A Sneak Peek at the Next-Gen Exascale Operating System
There are several scattered pieces in the exascale software stack being developed and clicked together worldwide. Central to that jigsaw effort is the eventual operating system to power such machines.
This week the Department of Energy snapped in a $9.75 million investment to help round out the picture of what such as OS will look like. The grant went to Argonne National Lab for a multi-institutional project (including Pacific Northwest and Lawrence Livermore labs, as well as other universities) aimed at developing a prototype exascale operating system and associated runtime software.
To better understand“Argo”, the exascale OS effort, we spoke with Pete Beckman, Director of the Exascale Technology and Computing Institute and chief architect of the Argo project. Beckman says that as we look forward to the features of these ultra-scale machines, power management, massive concurrency and heterogeneity, as well as overall resiliency, can all be addressed at the OS level.
These are not unfamiliar concerns, but attacking them at the operating system lends certain benefits, argues Beckman. For instance, fine-tuning power control and management at the core operational and workload level becomes possible with a pared-down, purpose-built and HPC-optimized OS.
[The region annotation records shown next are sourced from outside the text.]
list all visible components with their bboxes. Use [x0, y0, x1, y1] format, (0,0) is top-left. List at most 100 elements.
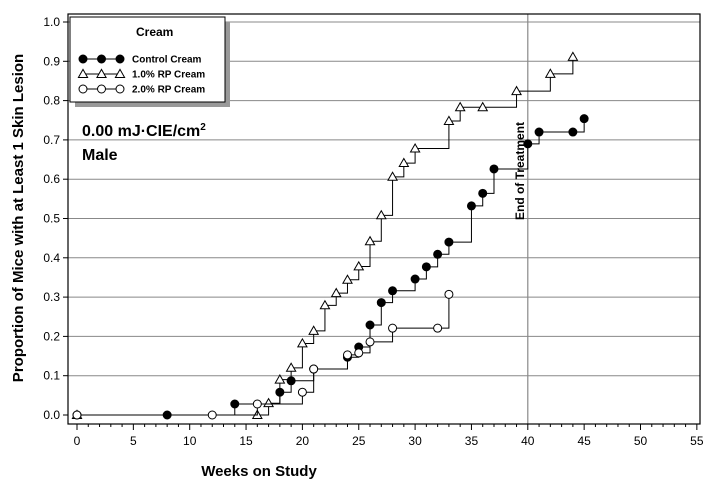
y-tick-label: 0.8	[43, 94, 60, 108]
data-point	[296, 337, 308, 348]
data-point	[454, 101, 466, 112]
y-tick-label: 0.5	[43, 212, 60, 226]
data-point	[263, 397, 275, 408]
data-point	[365, 320, 375, 330]
legend-entry: 1.0% RP Cream	[77, 68, 205, 81]
x-tick-label: 45	[577, 434, 591, 448]
legend-marker	[96, 68, 107, 78]
data-point	[579, 114, 589, 124]
legend-marker	[78, 54, 88, 64]
data-point	[354, 348, 364, 358]
legend-marker	[114, 68, 126, 78]
legend-marker	[77, 68, 89, 78]
series-line	[77, 56, 574, 416]
series-line	[77, 294, 450, 416]
data-point	[274, 374, 286, 384]
legend: Cream Control Cream 1.0% RP Cream 2.0% RP …	[69, 16, 230, 107]
x-tick-label: 10	[183, 434, 197, 448]
data-point	[443, 115, 455, 125]
data-point	[342, 274, 353, 284]
data-point	[207, 410, 217, 420]
data-point	[433, 323, 443, 333]
data-point	[252, 399, 262, 409]
series-line	[77, 118, 585, 416]
x-tick-label: 50	[634, 434, 648, 448]
y-axis-title: Proportion of Mice with at Least 1 Skin …	[10, 54, 27, 382]
legend-marker	[115, 84, 125, 94]
data-point	[544, 68, 556, 78]
series-open-circle	[72, 289, 454, 420]
data-point	[342, 350, 352, 360]
data-point	[444, 237, 454, 247]
y-tick-label: 0.4	[43, 251, 60, 265]
y-tick-label: 0.3	[43, 290, 60, 304]
legend-label: 2.0% RP Cream	[132, 85, 205, 96]
series-filled-circle	[72, 114, 589, 420]
x-tick-label: 35	[465, 434, 479, 448]
x-tick-label: 20	[296, 434, 310, 448]
x-axis-title: Weeks on Study	[201, 463, 317, 479]
data-point	[433, 249, 443, 259]
x-tick-label: 5	[130, 434, 137, 448]
data-point	[376, 298, 386, 308]
x-axis: 0 5 10 15 20 25 30 35 40 45 50 55	[74, 424, 704, 448]
data-point	[375, 209, 387, 220]
x-tick-label: 30	[408, 434, 422, 448]
x-tick-label: 15	[239, 434, 253, 448]
data-point	[230, 399, 240, 409]
data-point	[388, 323, 398, 333]
data-point	[308, 325, 320, 335]
dose-superscript: 2	[200, 122, 206, 133]
data-point	[534, 127, 544, 137]
data-point	[319, 299, 331, 310]
data-point	[421, 262, 431, 272]
legend-entries: Control Cream 1.0% RP Cream 2.0% RP Cream	[77, 54, 205, 96]
y-axis: 0.0 0.1 0.2 0.3 0.4 0.5 0.6 0.7 0.8 0.9 1.0	[43, 15, 68, 422]
data-point	[567, 51, 579, 61]
legend-entry: 2.0% RP Cream	[78, 84, 205, 96]
data-point	[297, 387, 307, 397]
data-point	[477, 101, 489, 112]
x-tick-label: 0	[74, 434, 81, 448]
series-open-triangle	[71, 51, 579, 419]
legend-label: Control Cream	[132, 55, 202, 66]
data-point	[398, 157, 410, 168]
y-tick-label: 0.6	[43, 172, 60, 186]
legend-label: 1.0% RP Cream	[132, 70, 205, 81]
y-tick-label: 0.1	[43, 369, 60, 383]
data-point	[388, 286, 398, 296]
data-point	[72, 410, 82, 420]
y-tick-label: 0.2	[43, 329, 60, 343]
y-tick-label: 0.0	[43, 408, 60, 422]
legend-entry: Control Cream	[78, 54, 202, 66]
x-tick-label: 40	[521, 434, 535, 448]
data-point	[364, 235, 376, 246]
data-point	[409, 142, 421, 153]
legend-marker	[78, 84, 88, 94]
data-point	[568, 127, 578, 137]
dose-text: 0.00 mJ·CIE/cm	[82, 123, 200, 140]
y-tick-label: 0.9	[43, 54, 60, 68]
sex-annotation: Male	[82, 147, 118, 164]
data-point	[466, 201, 476, 211]
data-point	[353, 260, 365, 271]
data-point	[330, 287, 342, 298]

Outside of power, the team describes the “allowance for massive concurrency, [met by] a hierarchical framework for power and fault management, as well as a “beacon” mechanism that allows resource managers and optimizers to communicate and control the platform.
Beckman and team describe this hierarchy as an “enclave”–in this model the OS is more hierarchical in nature than we traditionally think of it as. In other words, it’s easy to think of a node-level OS–with Argo, there is a global OS that runs across the machine. This, combined with the platform-neutral design of Argo, will make it flexible enough to change with architectures and manageable at both a system and workload level–all packaged in familiar Linux wrappings.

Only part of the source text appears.